Le Bordeaux Clairet est un vin dont l’aire de production s’étend sur l’ensemble du vignoble bordelais. Il s’agit d’une mention complémentaire au sein de l’appellation Bordeaux. Ce sont des vins d’un ton rouge pâle, quelque part entre la couleur d’un rouge et celle d’un rosé. La production est devenue assez faible aujourd’hui, à partir d’une estimation de 600 hectares sur les 110,000 du bordelais. Le rosé de Bordeaux implique des volumes bien plus importants.

Tous les cépages rouges du Bordelais peuvent entrer dans la composition d’un Clairet, même si le merlot y domine, généralement.

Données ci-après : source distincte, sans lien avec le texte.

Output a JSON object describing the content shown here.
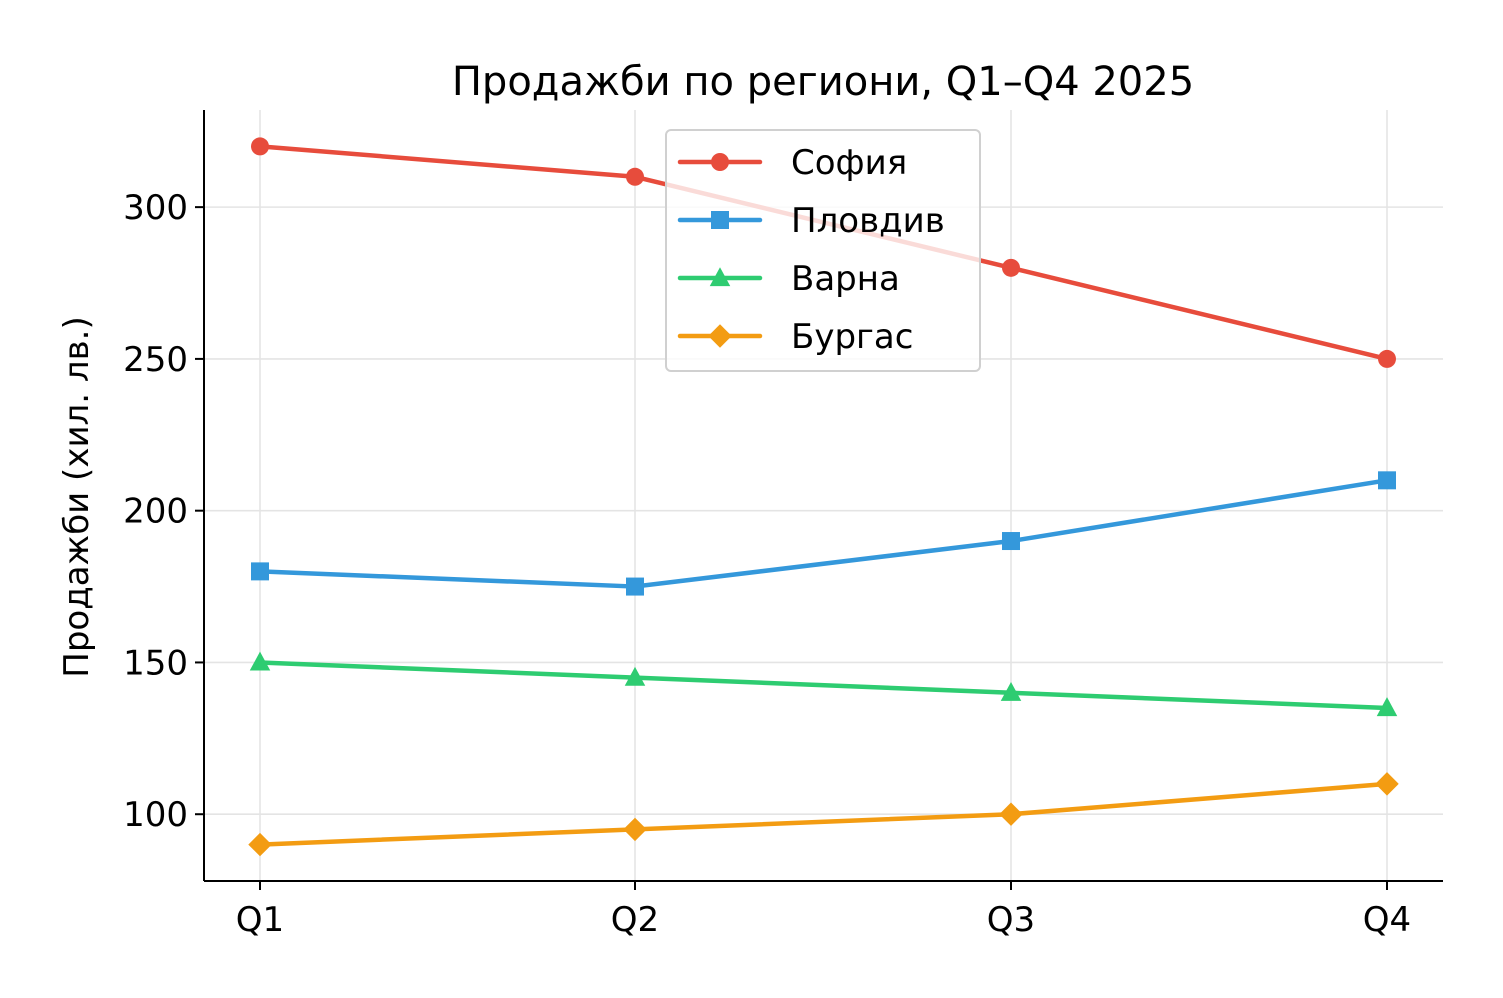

Mais pas partout. Les plus intéressants pour moi, sont ceux qui comportent une part importante de cabernet, franc ou sauvignon, ce qui leur confère plus de précision dans les saveurs, mais aussi moins d’alcool. C’est un avantage avec ce type de vin, à condition que les variétés en question soient bien mûres et qu’on n’ait pas recours aux artifices du sucre résiduel pour masquer des imperfections.

Les vins de l’appellation Bordeaux-Clairet sont les plus proches des vins qui étaient expédiés en Angleterre pendant le Moyen-Age et qui ont fait la fortune de Bordeaux à cette époque, et pendant longtemps. Sur le plan historique, le Clairet est manifestement l’ancêtre des Bordeaux rouges modernes. L’Aquitaine devenant anglaise en 1152, par le mariage d’Aliénor et Henri II, les vins de Bordeaux sont adoptés outre-Manche dès le Moyen âge. Peu macérés, et souvent issus de cépages rouges et blancs mêlés dans la cuve, ils sont dénommés « French claret« , ou « claret » tout court. Ce mot claret est resté dans la langue anglaise pour décrire un vin rouge venant de Bordeaux, même quand, à partir du 17ème siècle, les Bordelais, inspirés par la réussite d’Arnaud de Pontac à Haut-Brion, commencement à faire des vins rouges foncés pour le marché britannique. Par exemple, mon père, marchand de vin toute sa vie, appelait toujours un Bordeaux rouge un claret.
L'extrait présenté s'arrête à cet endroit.